Be as you are

THERE is a road in this high desert valley of home that I am always hesitant to cross but that alerts my senses to beauty. No one lives on it and very few travel it, for its rugged track is a shortcut from this farm to a town that seems to exist for no more reason than the mountains there. I go there. For I seem attracted to things that have a hidden raison d'etre. The road is called Yellowstone. I wonder at this name, for it is hardly yellow or stony, nor does it go to any place of that name. It is barely road, rutted, and gets reshaped in spring mud washouts and is unfit on the best days in winter when hot sun bites through the freeze and brings up dark earth along its lonely track. From turnoff to turnoff measures about 20 miles.

I drive a 1962 Chevrolet truck that once belonged to a boatbuilder who came to our valley, built, and kept this truck shipshape, then returned 2,000 miles back to the sea, all before my time. I carry two cottonwood stumps in the bed that has faithfully transported everything from hulls to hay bales, and there is no four-wheel drive. My only knowledge of him, this truck: green, gray in the cab, the faded word SHIPWRIGHT in gold on the doors. I gave money for it to use for my bee business after it started up on the second crank after a year on two flat tires in a field by a barn. I would not take a newer vehicle across that isolated road; if I were to break down there would be not just a mechanical reason for it.

Days I cross that landscape - it has the feeling of crossing the roof of the world: You could fall off, and the way off is to climb higher to danger at each end. I seldom seem to plan crossing. I just end up going.

Last week for the first time I had reason to go other than for Town-that-just-is. I was having trouble with my bees, the winter being exceptionally cold in the mountains. I had put the bees to bed in the fall, done everything by the book. I had looked after them in all the storms. But by this day in February the hives, by lift, felt like empty cupboards.
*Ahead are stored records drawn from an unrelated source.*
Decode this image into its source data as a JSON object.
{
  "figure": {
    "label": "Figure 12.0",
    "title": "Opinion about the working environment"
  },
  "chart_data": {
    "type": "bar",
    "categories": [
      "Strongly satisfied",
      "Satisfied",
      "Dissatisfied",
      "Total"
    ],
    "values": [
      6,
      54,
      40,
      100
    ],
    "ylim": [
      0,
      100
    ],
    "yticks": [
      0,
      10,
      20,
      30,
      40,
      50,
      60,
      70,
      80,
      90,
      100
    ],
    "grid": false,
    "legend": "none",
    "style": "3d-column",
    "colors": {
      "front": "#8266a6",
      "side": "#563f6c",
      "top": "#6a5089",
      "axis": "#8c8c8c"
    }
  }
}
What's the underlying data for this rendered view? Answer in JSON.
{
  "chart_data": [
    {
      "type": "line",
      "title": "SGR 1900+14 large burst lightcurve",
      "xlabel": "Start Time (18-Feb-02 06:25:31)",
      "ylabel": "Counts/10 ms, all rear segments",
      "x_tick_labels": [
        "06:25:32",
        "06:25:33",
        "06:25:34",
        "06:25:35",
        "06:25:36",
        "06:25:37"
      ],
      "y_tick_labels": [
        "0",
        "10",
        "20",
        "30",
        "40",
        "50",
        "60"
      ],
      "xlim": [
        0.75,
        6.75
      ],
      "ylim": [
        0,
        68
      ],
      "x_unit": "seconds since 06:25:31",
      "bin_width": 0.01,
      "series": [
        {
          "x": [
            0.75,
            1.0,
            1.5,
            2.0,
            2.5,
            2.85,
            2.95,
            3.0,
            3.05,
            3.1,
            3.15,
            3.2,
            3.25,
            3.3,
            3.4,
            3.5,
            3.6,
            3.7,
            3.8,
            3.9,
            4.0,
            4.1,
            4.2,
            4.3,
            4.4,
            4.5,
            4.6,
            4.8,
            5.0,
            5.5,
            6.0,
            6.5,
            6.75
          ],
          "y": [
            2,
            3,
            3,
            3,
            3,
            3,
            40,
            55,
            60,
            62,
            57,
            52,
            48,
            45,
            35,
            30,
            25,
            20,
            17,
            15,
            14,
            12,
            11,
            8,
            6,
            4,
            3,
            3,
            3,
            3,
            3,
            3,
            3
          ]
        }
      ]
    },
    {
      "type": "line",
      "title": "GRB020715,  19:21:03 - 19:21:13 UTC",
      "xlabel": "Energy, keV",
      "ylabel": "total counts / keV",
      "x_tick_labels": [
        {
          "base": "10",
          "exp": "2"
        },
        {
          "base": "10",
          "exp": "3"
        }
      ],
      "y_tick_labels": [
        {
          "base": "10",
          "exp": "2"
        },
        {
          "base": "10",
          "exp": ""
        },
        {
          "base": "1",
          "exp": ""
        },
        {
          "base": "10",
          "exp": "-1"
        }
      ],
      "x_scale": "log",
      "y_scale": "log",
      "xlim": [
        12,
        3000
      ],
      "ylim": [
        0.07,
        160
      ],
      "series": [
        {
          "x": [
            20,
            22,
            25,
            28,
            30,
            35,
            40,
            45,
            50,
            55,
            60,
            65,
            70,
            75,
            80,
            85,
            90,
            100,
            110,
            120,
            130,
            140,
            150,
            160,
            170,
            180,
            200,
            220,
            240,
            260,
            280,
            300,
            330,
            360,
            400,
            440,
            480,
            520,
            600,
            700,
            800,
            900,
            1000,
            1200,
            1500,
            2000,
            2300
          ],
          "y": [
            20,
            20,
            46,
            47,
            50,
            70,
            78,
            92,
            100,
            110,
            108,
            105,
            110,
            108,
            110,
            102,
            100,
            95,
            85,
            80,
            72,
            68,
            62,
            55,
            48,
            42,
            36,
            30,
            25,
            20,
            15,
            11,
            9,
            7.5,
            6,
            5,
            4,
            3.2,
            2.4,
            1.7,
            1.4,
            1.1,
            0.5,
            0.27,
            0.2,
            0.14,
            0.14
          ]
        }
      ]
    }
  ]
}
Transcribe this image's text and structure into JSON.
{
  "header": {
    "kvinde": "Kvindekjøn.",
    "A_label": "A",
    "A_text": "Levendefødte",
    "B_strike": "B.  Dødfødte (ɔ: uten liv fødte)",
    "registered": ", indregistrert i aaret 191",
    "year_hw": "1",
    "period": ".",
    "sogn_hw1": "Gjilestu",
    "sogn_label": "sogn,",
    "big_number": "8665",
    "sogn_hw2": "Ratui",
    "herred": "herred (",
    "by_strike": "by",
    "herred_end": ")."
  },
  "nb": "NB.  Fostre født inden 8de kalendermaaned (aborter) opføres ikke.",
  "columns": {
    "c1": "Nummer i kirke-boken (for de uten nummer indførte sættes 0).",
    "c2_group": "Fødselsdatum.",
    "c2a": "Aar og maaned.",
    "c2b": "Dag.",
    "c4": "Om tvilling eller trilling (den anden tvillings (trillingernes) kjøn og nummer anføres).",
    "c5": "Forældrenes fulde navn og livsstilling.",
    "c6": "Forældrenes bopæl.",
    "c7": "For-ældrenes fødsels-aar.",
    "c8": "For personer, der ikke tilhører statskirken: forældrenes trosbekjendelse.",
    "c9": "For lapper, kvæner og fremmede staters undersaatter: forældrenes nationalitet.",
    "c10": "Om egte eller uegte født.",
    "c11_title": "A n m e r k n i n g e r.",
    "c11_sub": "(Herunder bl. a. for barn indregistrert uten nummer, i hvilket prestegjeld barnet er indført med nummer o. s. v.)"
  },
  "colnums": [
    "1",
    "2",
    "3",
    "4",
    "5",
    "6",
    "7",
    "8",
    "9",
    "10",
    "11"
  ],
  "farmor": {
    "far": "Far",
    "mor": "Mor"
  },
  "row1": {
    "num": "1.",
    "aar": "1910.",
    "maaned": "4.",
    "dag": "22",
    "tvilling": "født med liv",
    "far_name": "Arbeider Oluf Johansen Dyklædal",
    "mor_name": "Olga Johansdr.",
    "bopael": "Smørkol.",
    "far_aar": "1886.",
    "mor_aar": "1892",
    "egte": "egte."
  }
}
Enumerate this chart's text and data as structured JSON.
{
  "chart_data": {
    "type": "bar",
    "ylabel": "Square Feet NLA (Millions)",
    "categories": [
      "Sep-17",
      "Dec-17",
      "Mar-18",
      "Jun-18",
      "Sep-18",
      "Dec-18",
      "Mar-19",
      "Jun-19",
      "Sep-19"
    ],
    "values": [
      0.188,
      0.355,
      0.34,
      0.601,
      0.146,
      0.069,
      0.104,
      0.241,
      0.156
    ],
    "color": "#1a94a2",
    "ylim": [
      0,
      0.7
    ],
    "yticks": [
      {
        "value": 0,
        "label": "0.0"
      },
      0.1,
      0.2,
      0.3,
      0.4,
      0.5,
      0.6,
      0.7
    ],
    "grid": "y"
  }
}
Normally, I feed sugar and water or stored comb honey in the spring. But here I was with a problem. I could not open the hives and risk letting warmth evaporate. I asked two beekeepers I knew for help. Both shook their heads: Do nothing until 50 degrees F. Well, 50 degrees F. was about as far away from Colorado as victory was for the Washington Redskins in this year's Super Bowl.

In Town-that-just-is, I recalled, there was an old lady-that-just-is. I remembered, for once I passed her house, a cabin, where at least 20 cats of all nationalities were fed on the porch. Above the porch was a weathered sign, ''Young's Honey Farm.'' Beekeepers notice one another. But there were no hives, I do remember that, and the lady feeding the cats seemed old.

I decided to cross over. I took SHIPWRIGHT up across that sea of peaks and swirls of twisted pine. Ice, broken ice, patches of hammered drift, and some parts dry road. I knew should I get stuck it would be hours or possibly days before someone came or one of the arrogant, low-flying pilots (this is not populated area, according to the Air Force) spotted an old truck probably left from the fall - for who could be foolish enough to attempt this now?

As I passed great stones fixed in the open rangeland that stretched 50 miles on each side of the road (I was up on the flats over 9,000 feet), they seemed friendly, shining, weather-smoothed, oh-so-still beings in this place of nothing. But, ah, there was something: '' . . . be in league with the stones of the field.'' A verse I had once thought something of I couldn't understand. Be-as-you-are-nothing-more-nothing-less, and it will go all right, they seemed to say. Steady on, SHIPWRIGHT, I thought. And we seemed to take on the right-to-be-doing-what-you're-doing of the stones . . . steady, easy, not too fast, not too slow - 10 more miles to go - the odometer in the truck must have broken years ago. . . .

By that night's moon and green-red-blue-yellow-white stars I thought true is something you always knew was true but didn't know you knew it. ''Oh, that's easy. Tilt the hive back and pour in two cups of dry sugar. They'll find the water for it on a nice day when it's not too cold. . . .'' The lady in Town-that-just-is had known it. Perhaps she can answer about stones, too.